Mesela ilk sayfalarını okuduğumda dedim ki aksiyonlu gibi, eğlenceli olacak; kız da dişli çıktı, severim ben bu kitabı. Ama birkaç sayfa sonra kendimi aniden smut içinde bulmam ve bunun böyle devam etmesi beni baygınlık noktasına getirdi. ALLAH AŞKINA KİM GÖRDÜĞÜ İLK UZAYLIYLA SEVİŞMEK İSTER Kİ? KAFAYI MI YEDİNİZ SİZ? Özellikle de sana bağlı olan bir grup insanı öylece bırakıp “yapacak bir şey yok, sabah icabına bakarım” deyip uzaylıyla sevişmek hangi akıl yoksununun fikriydi? Sırf uzaylı kaslı ve yakışıklı olduğu için kadın adamın ona dokunmasına hatta neredeyse TECAVÜZ ETMESİNE İZİN VERDİ! Vallahi oturup ağlayacağım şimdi sinirimden (Murat Soner tükürme efekti) Ulan gemideki diğer uzaylılardan biri arkadaşınıza tecavüz edince kafayı yiyordunuz bu uzaylının VIP bileti mi var?

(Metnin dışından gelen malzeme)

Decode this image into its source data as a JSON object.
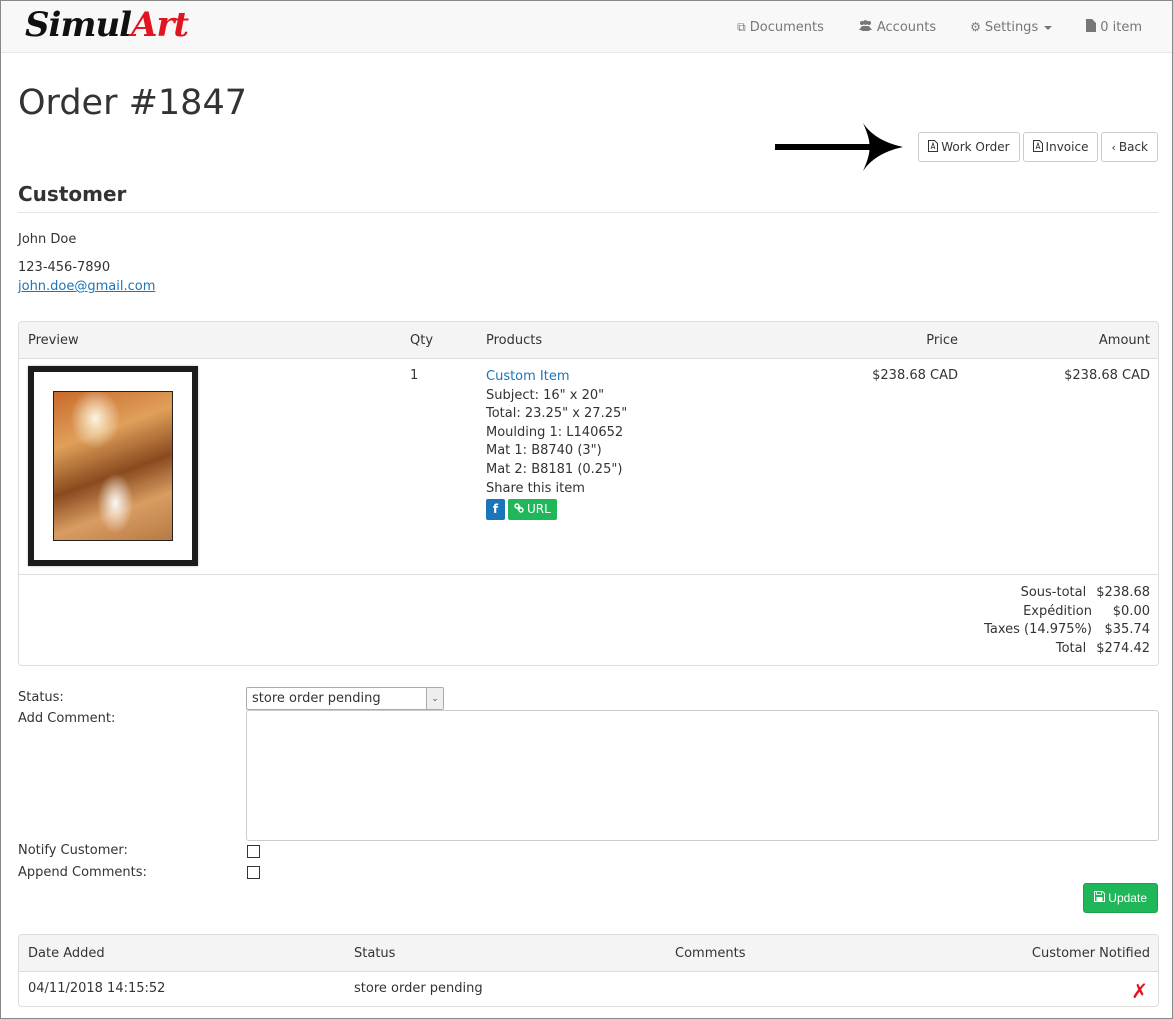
{
  "brand": {
    "logo_part1": "Simul",
    "logo_part2": "Art",
    "accent_color": "#e2141f"
  },
  "nav": {
    "items": [
      {
        "label": "Documents",
        "icon": "documents-icon"
      },
      {
        "label": "Accounts",
        "icon": "users-icon"
      },
      {
        "label": "Settings",
        "icon": "gear-icon",
        "dropdown": true
      },
      {
        "label": "0 item",
        "icon": "file-icon"
      }
    ]
  },
  "page": {
    "title": "Order #1847"
  },
  "actions": {
    "work_order": "Work Order",
    "invoice": "Invoice",
    "back": "Back"
  },
  "customer": {
    "heading": "Customer",
    "name": "John Doe",
    "phone": "123-456-7890",
    "email": "john.doe@gmail.com"
  },
  "order_table": {
    "headers": {
      "preview": "Preview",
      "qty": "Qty",
      "products": "Products",
      "price": "Price",
      "amount": "Amount"
    },
    "items": [
      {
        "qty": "1",
        "product_name": "Custom Item",
        "details": [
          "Subject: 16\" x 20\"",
          "Total: 23.25\" x 27.25\"",
          "Moulding 1: L140652",
          "Mat 1: B8740 (3\")",
          "Mat 2: B8181 (0.25\")"
        ],
        "share_label": "Share this item",
        "share_facebook": "f",
        "share_url": "URL",
        "price": "$238.68 CAD",
        "amount": "$238.68 CAD"
      }
    ],
    "totals": [
      {
        "label": "Sous-total",
        "value": "$238.68"
      },
      {
        "label": "Expédition",
        "value": "$0.00"
      },
      {
        "label": "Taxes (14.975%)",
        "value": "$35.74"
      },
      {
        "label": "Total",
        "value": "$274.42"
      }
    ]
  },
  "status_form": {
    "status_label": "Status:",
    "status_value": "store order pending",
    "comment_label": "Add Comment:",
    "comment_value": "",
    "notify_label": "Notify Customer:",
    "notify_checked": false,
    "append_label": "Append Comments:",
    "append_checked": false,
    "update_button": "Update"
  },
  "history": {
    "headers": {
      "date": "Date Added",
      "status": "Status",
      "comments": "Comments",
      "notified": "Customer Notified"
    },
    "rows": [
      {
        "date": "04/11/2018 14:15:52",
        "status": "store order pending",
        "comments": "",
        "notified": "✗"
      }
    ]
  }
}
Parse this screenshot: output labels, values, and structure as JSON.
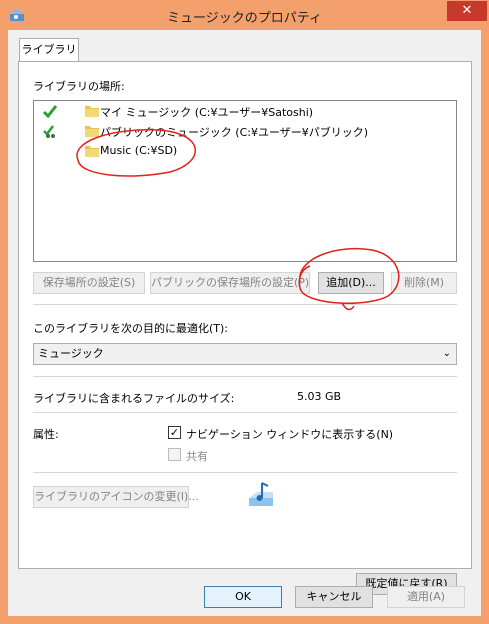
{
  "window": {
    "title": "ミュージックのプロパティ",
    "close_glyph": "✕"
  },
  "tabs": [
    {
      "label": "ライブラリ"
    }
  ],
  "locations": {
    "label": "ライブラリの場所:",
    "items": [
      {
        "status_icon": "checkmark-icon",
        "label": "マイ ミュージック (C:¥ユーザー¥Satoshi)"
      },
      {
        "status_icon": "public-checkmark-icon",
        "label": "パブリックのミュージック (C:¥ユーザー¥パブリック)"
      },
      {
        "status_icon": "",
        "label": "Music (C:¥SD)"
      }
    ],
    "buttons": {
      "set_save_location": "保存場所の設定(S)",
      "set_public_save_location": "パブリックの保存場所の設定(P)",
      "add": "追加(D)...",
      "remove": "削除(M)"
    }
  },
  "optimize": {
    "label": "このライブラリを次の目的に最適化(T):",
    "selected": "ミュージック"
  },
  "size": {
    "label": "ライブラリに含まれるファイルのサイズ:",
    "value": "5.03 GB"
  },
  "attributes": {
    "label": "属性:",
    "show_in_nav": {
      "label": "ナビゲーション ウィンドウに表示する(N)",
      "checked": true
    },
    "shared": {
      "label": "共有",
      "checked": false,
      "disabled": true
    }
  },
  "change_icon_button": "ライブラリのアイコンの変更(I)...",
  "restore_defaults_button": "既定値に戻す(R)",
  "footer": {
    "ok": "OK",
    "cancel": "キャンセル",
    "apply": "適用(A)"
  },
  "colors": {
    "frame": "#f3a06d",
    "close": "#c7392d",
    "annotation": "#e0201a"
  }
}
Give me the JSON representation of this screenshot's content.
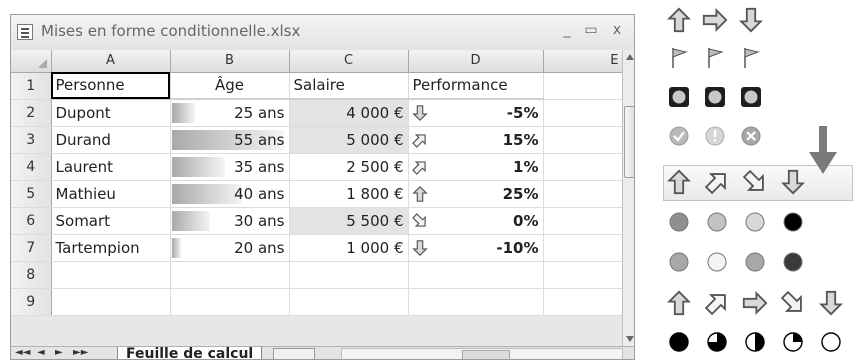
{
  "window": {
    "title": "Mises en forme conditionnelle.xlsx",
    "min_symbol": "_",
    "max_symbol": "▭",
    "close_symbol": "x"
  },
  "columns": [
    "A",
    "B",
    "C",
    "D",
    "E"
  ],
  "rows": [
    {
      "num": "1",
      "a": "Personne",
      "b": "Âge",
      "c": "Salaire",
      "d": "Performance"
    },
    {
      "num": "2",
      "a": "Dupont",
      "b": "25 ans",
      "c": "4 000 €",
      "d": "-5%",
      "icon": "arrow-down",
      "age_fill": 0.2,
      "salary_hl": true
    },
    {
      "num": "3",
      "a": "Durand",
      "b": "55 ans",
      "c": "5 000 €",
      "d": "15%",
      "icon": "arrow-up-right",
      "age_fill": 0.95,
      "salary_hl": true
    },
    {
      "num": "4",
      "a": "Laurent",
      "b": "35 ans",
      "c": "2 500 €",
      "d": "1%",
      "icon": "arrow-up-right",
      "age_fill": 0.45,
      "salary_hl": false
    },
    {
      "num": "5",
      "a": "Mathieu",
      "b": "40 ans",
      "c": "1 800 €",
      "d": "25%",
      "icon": "arrow-up",
      "age_fill": 0.6,
      "salary_hl": false
    },
    {
      "num": "6",
      "a": "Somart",
      "b": "30 ans",
      "c": "5 500 €",
      "d": "0%",
      "icon": "arrow-down-right",
      "age_fill": 0.33,
      "salary_hl": true
    },
    {
      "num": "7",
      "a": "Tartempion",
      "b": "20 ans",
      "c": "1 000 €",
      "d": "-10%",
      "icon": "arrow-down",
      "age_fill": 0.08,
      "salary_hl": false
    },
    {
      "num": "8"
    },
    {
      "num": "9"
    }
  ],
  "sheet": {
    "tab_label": "Feuille de calcul",
    "nav": [
      "◄◄",
      "◄",
      "►",
      "►►"
    ]
  },
  "icon_sets": [
    {
      "name": "3-arrows",
      "icons": [
        "arrow-up-outline",
        "arrow-right-outline",
        "arrow-down-outline"
      ]
    },
    {
      "name": "3-flags",
      "icons": [
        "flag",
        "flag",
        "flag"
      ]
    },
    {
      "name": "3-traffic-lights",
      "icons": [
        "traffic-light",
        "traffic-light",
        "traffic-light"
      ]
    },
    {
      "name": "3-symbols",
      "icons": [
        "check-circle",
        "exclamation-circle",
        "x-circle"
      ]
    },
    {
      "name": "4-arrows-gray",
      "icons": [
        "arrow-up-outline",
        "arrow-up-right-outline",
        "arrow-down-right-outline",
        "arrow-down-outline"
      ]
    },
    {
      "name": "4-ratings-red-to-black",
      "icons": [
        "circle-dark-gray",
        "circle-light-gray",
        "circle-lighter-gray",
        "circle-black"
      ]
    },
    {
      "name": "4-traffic-lights",
      "icons": [
        "circle-gray",
        "circle-white",
        "circle-gray",
        "circle-dark"
      ]
    },
    {
      "name": "5-arrows",
      "icons": [
        "arrow-up-outline",
        "arrow-up-right-outline",
        "arrow-right-outline",
        "arrow-down-right-outline",
        "arrow-down-outline"
      ]
    },
    {
      "name": "5-quarters",
      "icons": [
        "quarter-full",
        "quarter-3",
        "quarter-half",
        "quarter-1",
        "quarter-empty"
      ]
    }
  ],
  "colors": {
    "fill_gray": "#8c8c8c",
    "highlight_cell": "#e3e3e3",
    "pointer": "#7a7a7a"
  }
}
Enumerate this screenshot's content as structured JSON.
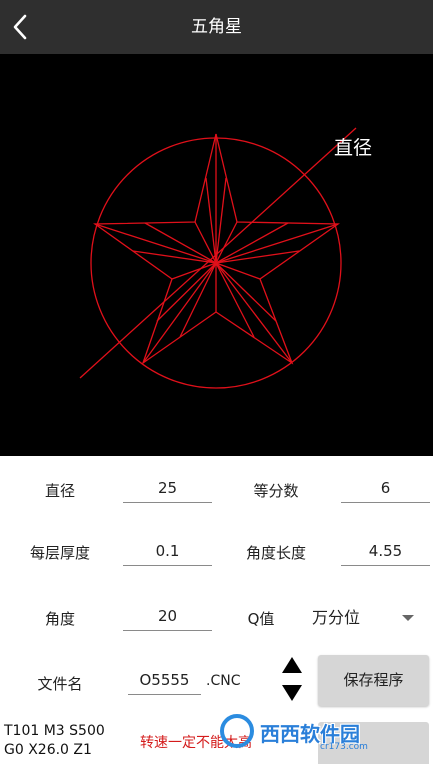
{
  "header": {
    "title": "五角星",
    "back_icon": "chevron-left-icon"
  },
  "canvas": {
    "diameter_label": "直径",
    "line_color": "#e0101a"
  },
  "form": {
    "diameter": {
      "label": "直径",
      "value": "25"
    },
    "divisions": {
      "label": "等分数",
      "value": "6"
    },
    "layer_thickness": {
      "label": "每层厚度",
      "value": "0.1"
    },
    "angle_length": {
      "label": "角度长度",
      "value": "4.55"
    },
    "angle": {
      "label": "角度",
      "value": "20"
    },
    "q_value": {
      "label": "Q值",
      "selected": "万分位"
    },
    "filename": {
      "label": "文件名",
      "value": "O5555",
      "suffix": ".CNC"
    },
    "save_button": "保存程序"
  },
  "footer": {
    "gcode_line1": "T101 M3 S500",
    "gcode_line2": "G0 X26.0 Z1",
    "warning": "转速一定不能太高"
  },
  "watermark": {
    "text": "西西软件园",
    "sub": "cr173.com"
  }
}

Gerçi niye şaşırıyorsam, tipik Amerikalı kafası böyle çalışmıyor mu; çirkinsen bela, çekiciysen sefasın. Sen nasıl bir kafadasın?

Bir de bu seri 19 kitap mı ne. Okumama gerek var mı? Bulduğunu tuttuğu gibi çiftleştirmiştir bu arkadaş. Olay falan yoktur yine, önce birbirlerinden hoşlanan ya da hoşlanmayan çiftler olur sonra birbirleri için yankılanmaya başlarlar kimi ilk başta sever bu fikri kimi sevmez ve sonra yatak. Böyle böyle koloni kurarlar buraya.

Ayrıca insanın kafasında zibilyon tane soru bırakıyor bu kitap; Bu kızları kaçıran kimdi? Neden kaçırdı? Vektal’in türünün bulunduğu gezegen nasıl bir yer? Neden herkes “eee tamam o zaman madem burada mahsuruz sevişelim mi?” diyerek her şeyi kabul ediyor? Kafayı yemek üzereyim.

Düşük bütçeli, üçüncü sınıf, oyunculukları kötü bir film gibiydi. Bu yüzden bu kitaba daha fazla bir şey yazmak istemiyorum. Sevdiğim tek bir şey varsa o da Vektal’in sadık bir eş olması ve kitabın sadece girişteki birkaç sayfalık kısmıydı. Kitaba 4.5/10 veriyorum. Ben dengeli hikâye kadınıyım; dozunda hikâye ve dozunda smut severim. Siz seversiniz sevmezsiniz beni ilgilendirmez.